否定形で使う場合、「最近」が時間的な幅がもっとも長く、次いで「近頃」が長いとされています。「この頃」はもっとも短い期間を指し、「ここのところ」といったニュアンスがあります。たとえば、次の3つの文章を比べてみましょう。
- 最近は夜更かしをしない
- 近頃は夜更かしをしない
- この頃は夜更かしをしない
「最近は夜更かしをしない」というときは、かなり前から夜更かしをしていない状態です。一方、「この頃は夜更かしをしない」は、現在よりもそう遠くはない過去の時点から夜更かしをしていないニュアンスがあります。
この程
「この程(ほど)」もこの頃や最近、近来の意味で使う言葉です。
- この程入社したばかりです。
「この程」は、この度や今度の意味でも使われます。
- この程、新社屋が完成の運びとなりました。
この度
「この度」は今度や今回の意味を表します。
- この度はおめでとうございます。
- この度、左記に転居しました。
近年
「近年」は最近の数年間やここ数年を意味する言葉です。
- 近年にない豊漁で、キログラム当たりの価格がずいぶん下がった。
- 不摂生続きだったが、近年はわたしも健康に注意した生活を送っている。
ここ最近
「ここ最近」の「ここ」とは、現在を中心としてその前後を含めた期間のことです。
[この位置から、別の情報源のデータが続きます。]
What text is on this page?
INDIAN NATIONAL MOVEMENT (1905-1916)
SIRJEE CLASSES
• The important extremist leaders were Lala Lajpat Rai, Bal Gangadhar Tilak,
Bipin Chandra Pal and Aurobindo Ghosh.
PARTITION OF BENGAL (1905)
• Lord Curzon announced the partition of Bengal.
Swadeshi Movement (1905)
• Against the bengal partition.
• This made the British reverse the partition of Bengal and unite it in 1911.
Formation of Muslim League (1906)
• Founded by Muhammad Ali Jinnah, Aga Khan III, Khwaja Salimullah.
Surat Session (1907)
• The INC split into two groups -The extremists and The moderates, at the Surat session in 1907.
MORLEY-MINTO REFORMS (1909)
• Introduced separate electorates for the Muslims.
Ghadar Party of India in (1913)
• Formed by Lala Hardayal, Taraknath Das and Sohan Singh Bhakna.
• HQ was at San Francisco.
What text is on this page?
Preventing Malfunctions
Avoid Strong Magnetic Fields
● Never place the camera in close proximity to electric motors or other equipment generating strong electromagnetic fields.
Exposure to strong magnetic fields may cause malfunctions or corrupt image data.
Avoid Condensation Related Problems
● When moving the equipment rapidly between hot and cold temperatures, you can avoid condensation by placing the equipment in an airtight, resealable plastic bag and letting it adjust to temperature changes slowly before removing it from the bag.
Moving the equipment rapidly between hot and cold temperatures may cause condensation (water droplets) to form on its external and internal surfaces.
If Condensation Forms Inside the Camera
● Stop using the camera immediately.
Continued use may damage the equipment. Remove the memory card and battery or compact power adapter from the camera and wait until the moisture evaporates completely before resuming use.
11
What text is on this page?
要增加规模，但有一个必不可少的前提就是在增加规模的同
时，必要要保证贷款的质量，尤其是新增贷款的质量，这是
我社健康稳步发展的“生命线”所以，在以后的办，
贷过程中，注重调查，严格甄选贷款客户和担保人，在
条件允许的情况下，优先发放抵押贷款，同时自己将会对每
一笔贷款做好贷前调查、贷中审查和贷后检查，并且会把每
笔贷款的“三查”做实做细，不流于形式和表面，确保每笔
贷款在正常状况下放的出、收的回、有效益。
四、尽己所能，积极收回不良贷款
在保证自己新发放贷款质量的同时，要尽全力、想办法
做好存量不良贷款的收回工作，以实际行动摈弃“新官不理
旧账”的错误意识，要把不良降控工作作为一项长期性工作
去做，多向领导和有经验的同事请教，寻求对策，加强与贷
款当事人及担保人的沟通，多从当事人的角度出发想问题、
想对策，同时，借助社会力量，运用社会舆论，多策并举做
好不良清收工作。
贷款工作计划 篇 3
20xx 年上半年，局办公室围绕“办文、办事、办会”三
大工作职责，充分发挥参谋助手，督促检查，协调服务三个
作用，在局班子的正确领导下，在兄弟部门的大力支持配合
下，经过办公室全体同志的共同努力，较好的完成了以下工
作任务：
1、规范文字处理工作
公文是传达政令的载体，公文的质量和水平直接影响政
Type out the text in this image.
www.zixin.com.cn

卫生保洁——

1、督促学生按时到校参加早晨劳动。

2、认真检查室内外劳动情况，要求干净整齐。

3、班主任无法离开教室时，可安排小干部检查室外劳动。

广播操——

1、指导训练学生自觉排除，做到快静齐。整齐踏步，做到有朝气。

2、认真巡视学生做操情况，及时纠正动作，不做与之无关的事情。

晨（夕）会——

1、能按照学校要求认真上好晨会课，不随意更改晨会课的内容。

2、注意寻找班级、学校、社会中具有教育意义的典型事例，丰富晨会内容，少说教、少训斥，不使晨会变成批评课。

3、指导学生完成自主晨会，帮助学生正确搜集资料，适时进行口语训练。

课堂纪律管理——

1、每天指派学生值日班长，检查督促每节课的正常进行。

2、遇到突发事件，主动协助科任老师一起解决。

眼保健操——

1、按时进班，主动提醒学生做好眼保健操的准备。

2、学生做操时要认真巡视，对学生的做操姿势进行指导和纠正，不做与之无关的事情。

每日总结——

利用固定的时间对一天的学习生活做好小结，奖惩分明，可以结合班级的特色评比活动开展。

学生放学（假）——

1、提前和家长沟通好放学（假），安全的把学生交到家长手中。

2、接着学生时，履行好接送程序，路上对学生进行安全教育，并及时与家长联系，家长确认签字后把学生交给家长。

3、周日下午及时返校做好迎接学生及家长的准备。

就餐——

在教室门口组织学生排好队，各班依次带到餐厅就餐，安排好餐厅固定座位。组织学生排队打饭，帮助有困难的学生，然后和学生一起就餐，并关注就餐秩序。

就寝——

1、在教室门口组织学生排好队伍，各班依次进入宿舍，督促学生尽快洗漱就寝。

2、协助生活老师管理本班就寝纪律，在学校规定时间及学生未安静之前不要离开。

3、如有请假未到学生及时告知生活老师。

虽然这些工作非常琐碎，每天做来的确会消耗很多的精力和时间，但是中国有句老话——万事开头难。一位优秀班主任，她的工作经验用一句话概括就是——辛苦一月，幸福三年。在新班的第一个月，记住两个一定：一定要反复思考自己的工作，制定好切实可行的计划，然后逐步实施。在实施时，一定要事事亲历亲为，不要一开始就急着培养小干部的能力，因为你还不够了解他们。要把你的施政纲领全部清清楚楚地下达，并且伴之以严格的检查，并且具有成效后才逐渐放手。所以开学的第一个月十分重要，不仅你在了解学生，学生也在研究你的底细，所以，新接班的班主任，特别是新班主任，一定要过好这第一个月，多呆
「ここ数年」や「ここ2、3日」といったように使います。
- がみがみとうるさい人だったが、ここ最近はめっきりとおとなしくなったようだ。
- ここ最近、彼に会っていない。
状況に応じた言葉を選ぼう
「最近」はカジュアルなニュアンスがあり、なおかつ、具体的にいつのことなのかが不明瞭なため、ビジネス文書には適さない恐れがあります。相手に不快感や不信感を与えないためにも、その場に応じた言葉を選ぶようにしましょう。